Europas heißer Streikherbst
Notiert in Brüssel
Heißer Streikherbst
Von Stefan Reccius
Bis zur letzten Minute haben die Gewerkschaften der Fluglotsen in Belgien mit Streik gedroht. Unmittelbar vor Ablauf der Verhandlungsfrist verkündeten sie eine Einigung mit ihrem Arbeitgeber Skeyes. Aufatmen konnten Flugreisende im Großraum Brüssel aber nur, sofern sie es zum Flughafen schafften.
Denn zeitgleich musste der Nahverkehrsbetreiber auf Zumutungen einstellen: Metro-, Tram- und Busverbindungen in der Hauptstadt seien "stark gestört", hieß es Donnerstagfrüh, bedient würden lediglich ausgewählte Linien. Der Grund: Viele Beschäftige demonstrierten vor dem Justizministerium.
Gewerkschaften und Menschenrechtsorganisationen hatten zum landesweiten Streik aufgerufen. Sie mobilisieren gegen ein von der Regierung aufgelegtes Gesetz, das seit Monaten heftige Gegenwehr heraufbeschwört. Es geht um das Van-Quickenborne-Gesetz, benannt nach dem belgischen Justizminister Vincent Van Quickenborne.

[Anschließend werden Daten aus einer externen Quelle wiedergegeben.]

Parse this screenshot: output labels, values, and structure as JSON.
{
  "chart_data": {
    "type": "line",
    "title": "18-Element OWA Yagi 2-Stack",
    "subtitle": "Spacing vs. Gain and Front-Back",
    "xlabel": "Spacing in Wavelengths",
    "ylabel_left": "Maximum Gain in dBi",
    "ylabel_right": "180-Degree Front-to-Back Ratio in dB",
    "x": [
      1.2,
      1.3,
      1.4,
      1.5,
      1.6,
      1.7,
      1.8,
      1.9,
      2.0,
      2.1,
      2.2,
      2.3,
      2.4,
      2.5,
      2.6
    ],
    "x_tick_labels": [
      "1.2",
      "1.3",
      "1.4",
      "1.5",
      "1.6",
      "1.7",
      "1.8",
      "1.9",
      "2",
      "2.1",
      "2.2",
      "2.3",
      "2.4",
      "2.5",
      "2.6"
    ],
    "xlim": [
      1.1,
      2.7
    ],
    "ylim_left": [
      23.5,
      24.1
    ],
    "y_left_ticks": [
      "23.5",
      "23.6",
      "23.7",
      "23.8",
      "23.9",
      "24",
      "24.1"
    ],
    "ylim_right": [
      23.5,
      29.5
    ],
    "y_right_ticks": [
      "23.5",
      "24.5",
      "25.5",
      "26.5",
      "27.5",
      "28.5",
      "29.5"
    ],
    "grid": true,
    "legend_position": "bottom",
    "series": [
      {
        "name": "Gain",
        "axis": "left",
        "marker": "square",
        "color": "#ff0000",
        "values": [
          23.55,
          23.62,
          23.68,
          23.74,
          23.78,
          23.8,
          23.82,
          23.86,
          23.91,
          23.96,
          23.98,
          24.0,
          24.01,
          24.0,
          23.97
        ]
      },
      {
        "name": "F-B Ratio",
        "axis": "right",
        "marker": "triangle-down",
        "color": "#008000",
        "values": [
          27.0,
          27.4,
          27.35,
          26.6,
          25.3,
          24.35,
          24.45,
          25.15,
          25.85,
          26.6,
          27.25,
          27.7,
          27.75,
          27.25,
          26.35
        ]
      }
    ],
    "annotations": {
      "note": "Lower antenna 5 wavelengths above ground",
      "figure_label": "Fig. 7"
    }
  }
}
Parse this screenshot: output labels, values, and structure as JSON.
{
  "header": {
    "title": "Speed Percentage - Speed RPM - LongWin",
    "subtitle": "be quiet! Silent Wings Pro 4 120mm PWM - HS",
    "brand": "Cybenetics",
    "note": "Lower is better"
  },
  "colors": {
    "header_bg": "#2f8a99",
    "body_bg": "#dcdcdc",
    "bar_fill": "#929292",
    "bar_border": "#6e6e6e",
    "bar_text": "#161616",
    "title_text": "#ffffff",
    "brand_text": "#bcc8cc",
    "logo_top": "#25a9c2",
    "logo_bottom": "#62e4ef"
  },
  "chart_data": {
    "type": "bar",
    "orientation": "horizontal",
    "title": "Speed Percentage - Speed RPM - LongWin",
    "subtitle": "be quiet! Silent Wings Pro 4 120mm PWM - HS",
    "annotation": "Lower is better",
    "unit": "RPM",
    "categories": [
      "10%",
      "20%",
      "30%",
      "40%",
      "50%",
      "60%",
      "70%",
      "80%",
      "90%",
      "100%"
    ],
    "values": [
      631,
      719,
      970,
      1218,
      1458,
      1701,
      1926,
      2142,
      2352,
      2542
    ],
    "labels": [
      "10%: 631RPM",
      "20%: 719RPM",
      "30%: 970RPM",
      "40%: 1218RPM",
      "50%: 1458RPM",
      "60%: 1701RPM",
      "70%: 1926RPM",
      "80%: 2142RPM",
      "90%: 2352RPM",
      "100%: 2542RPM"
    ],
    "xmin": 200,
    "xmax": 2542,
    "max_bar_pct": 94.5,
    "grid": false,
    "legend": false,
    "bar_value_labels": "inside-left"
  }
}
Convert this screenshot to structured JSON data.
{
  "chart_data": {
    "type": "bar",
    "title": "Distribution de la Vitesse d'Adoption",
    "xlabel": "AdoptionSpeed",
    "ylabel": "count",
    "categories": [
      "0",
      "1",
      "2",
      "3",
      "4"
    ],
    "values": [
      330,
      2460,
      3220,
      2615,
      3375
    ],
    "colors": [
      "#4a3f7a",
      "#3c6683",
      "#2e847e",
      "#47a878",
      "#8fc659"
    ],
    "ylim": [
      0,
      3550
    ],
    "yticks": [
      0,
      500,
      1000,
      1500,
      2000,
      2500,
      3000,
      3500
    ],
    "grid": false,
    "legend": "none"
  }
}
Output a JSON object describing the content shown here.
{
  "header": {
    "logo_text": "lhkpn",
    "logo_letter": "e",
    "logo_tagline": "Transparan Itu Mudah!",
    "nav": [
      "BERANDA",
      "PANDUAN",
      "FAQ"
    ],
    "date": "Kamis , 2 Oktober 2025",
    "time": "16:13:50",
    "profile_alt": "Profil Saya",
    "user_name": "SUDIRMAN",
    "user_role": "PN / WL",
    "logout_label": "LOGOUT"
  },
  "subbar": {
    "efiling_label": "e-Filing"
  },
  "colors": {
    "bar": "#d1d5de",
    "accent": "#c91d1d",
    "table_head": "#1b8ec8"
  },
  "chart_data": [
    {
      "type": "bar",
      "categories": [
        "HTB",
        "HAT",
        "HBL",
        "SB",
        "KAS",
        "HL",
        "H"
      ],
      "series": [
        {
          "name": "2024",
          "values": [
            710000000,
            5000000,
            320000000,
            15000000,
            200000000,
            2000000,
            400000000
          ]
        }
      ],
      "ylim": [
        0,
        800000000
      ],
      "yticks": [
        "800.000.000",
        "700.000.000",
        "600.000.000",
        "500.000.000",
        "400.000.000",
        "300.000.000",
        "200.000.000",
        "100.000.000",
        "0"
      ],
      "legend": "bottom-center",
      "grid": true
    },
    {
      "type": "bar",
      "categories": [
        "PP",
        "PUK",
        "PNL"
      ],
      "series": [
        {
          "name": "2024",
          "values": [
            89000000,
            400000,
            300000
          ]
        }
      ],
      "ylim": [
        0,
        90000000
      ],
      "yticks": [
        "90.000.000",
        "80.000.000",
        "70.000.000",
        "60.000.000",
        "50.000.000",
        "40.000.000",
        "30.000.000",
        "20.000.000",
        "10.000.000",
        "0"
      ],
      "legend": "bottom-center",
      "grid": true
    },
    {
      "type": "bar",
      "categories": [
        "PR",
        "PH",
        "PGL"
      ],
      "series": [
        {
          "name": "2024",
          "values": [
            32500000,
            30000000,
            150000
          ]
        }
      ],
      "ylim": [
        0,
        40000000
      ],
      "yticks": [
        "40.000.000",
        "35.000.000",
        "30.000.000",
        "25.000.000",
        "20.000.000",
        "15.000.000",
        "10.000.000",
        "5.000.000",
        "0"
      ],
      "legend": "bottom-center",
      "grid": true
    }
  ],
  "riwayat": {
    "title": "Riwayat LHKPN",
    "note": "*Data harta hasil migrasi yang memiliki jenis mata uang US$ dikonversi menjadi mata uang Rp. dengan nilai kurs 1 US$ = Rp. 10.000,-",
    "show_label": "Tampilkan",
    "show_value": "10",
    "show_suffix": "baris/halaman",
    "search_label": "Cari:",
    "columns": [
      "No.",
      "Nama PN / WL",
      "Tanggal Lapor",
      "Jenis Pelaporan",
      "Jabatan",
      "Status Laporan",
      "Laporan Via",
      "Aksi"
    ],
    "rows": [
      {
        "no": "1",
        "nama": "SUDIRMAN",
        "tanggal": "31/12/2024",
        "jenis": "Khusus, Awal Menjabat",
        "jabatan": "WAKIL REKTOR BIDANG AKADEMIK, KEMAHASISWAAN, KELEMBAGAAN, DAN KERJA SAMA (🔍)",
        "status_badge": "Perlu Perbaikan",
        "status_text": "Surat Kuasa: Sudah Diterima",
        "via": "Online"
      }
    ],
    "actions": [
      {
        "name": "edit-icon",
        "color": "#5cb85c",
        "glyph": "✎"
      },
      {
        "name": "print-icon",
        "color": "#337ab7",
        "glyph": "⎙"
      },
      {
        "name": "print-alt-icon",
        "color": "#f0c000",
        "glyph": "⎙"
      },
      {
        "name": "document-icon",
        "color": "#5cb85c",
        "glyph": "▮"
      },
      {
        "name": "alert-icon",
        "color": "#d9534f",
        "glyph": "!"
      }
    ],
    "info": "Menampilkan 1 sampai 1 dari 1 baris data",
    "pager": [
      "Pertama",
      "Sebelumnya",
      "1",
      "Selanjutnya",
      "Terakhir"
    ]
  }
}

Die Gesetzespläne zielen darauf ab, Randalierern die Teilnahme an Demonstrationen zu verbieten, wenn sie nachweislich Vandalismus oder Brandstiftung begangen haben. Kritiker des vorgeschlagenen Gesetzes befürchten, dass es das Recht auf Protest im Allgemeinen verletzen würde. Nicht nur belgische Gewerkschaften begehren auf, sondern auch Amnesty International und Greenpeace.
Vorbild Joe Biden
In Reaktion auf Demonstrationen im Juni passte das Justizministerium einige Passagen des Gesetzentwurfs an. Das Protestbündnis konnte es damit nicht besänftigen: Die Änderungen seien oberflächlich und unzureichend, so der Vorwurf. Für die Streikenden ist das Hauptproblem nicht gelöst: Sie befürchten nach wie vor, dass die Pläne friedliche Demonstranten bei größeren Kundgebungen nicht etwa wie vorgegeben schützen, sondern kriminalisieren.
Anlässe für Streiks gibt es momentan genug, nicht nur in Belgien. Stark gestiegene Lebenshaltungskosten, Bildungskrise, eine befürchtete Rückkehr zur Austeritätspolitik: Man hat den Eindruck, die europäische Dachgewerkschaft ETUC hat einen heißen Streikherbst ausgerufen. Mächtig Auftrieb gibt den hiesigen Arbeitnehmervertretern der amerikanische Präsident Joe Biden, der sich neulich in Michigan mit streikenden Autoarbeitern solidarisierte. Europas Spitzenpolitiker sollten sich Biden zum Vorbild nehmen, finden sie.
Inspiration aus Gräfenhausen
Bis nach Brüssel herumgesprochen hat sich auch ein bizarrer Streik an der Autobahn 5 in Südhessen, der am Wochenende zu Ende gegangen ist. An der Raststätte Gräfenhausen harrten monatelang Lkw-Fahrer aus, weil ein polnischer Speditionsunternehmer ihnen mehr als eine halbe Million Euro an Lohn geschuldet haben soll. In den Blockbuster-Streik schaltete sich neben dem deutschen Arbeitsministerium auch EU-Sozialkommissar Nicolas Schmit ein.
Ausgesprochen gute Noten der internationalen Gewerkschaftsszene bekommt das Bundesamt BAFA. Die Behörde habe eine Untersuchung gegen Firmen eingeleitet, die mit dem inkriminierten Spediteur aus Polen zusammenarbeiten, und einen Krisengipfel einberufen. Der Druck hat Erfolg: Nach Angaben eines Arbeitnehmervertreters ist nun Geld geflossen. Der polnische Unternehmer soll schriftlich zugesichert haben, eine Strafanzeige gegen die dauerstreikenden Fahrer bei der Staatsanwaltschaft Darmstadt fallen zu lassen.
Die frohe Kunde bewegt auch Interessenverbände in Brüssel. Für Livia Spera, Generalsekretärin der paneuropäischen Transportgewerkschaft ETF, zeigt dieser Erfolg eindrücklich, was Arbeiter erreichen können, wenn sie zusammenstehen. Ihren Kollegen Stephan Cotton vom globalen Gewerkschafts-Zusammenschluss ITF spornen die streikenden Lkw-Fahrer von Gräfenhausen mindestens so sehr an wie der amerikanische Präsident: Ihre Einheit sei "eine gewaltige Inspiration für uns alle".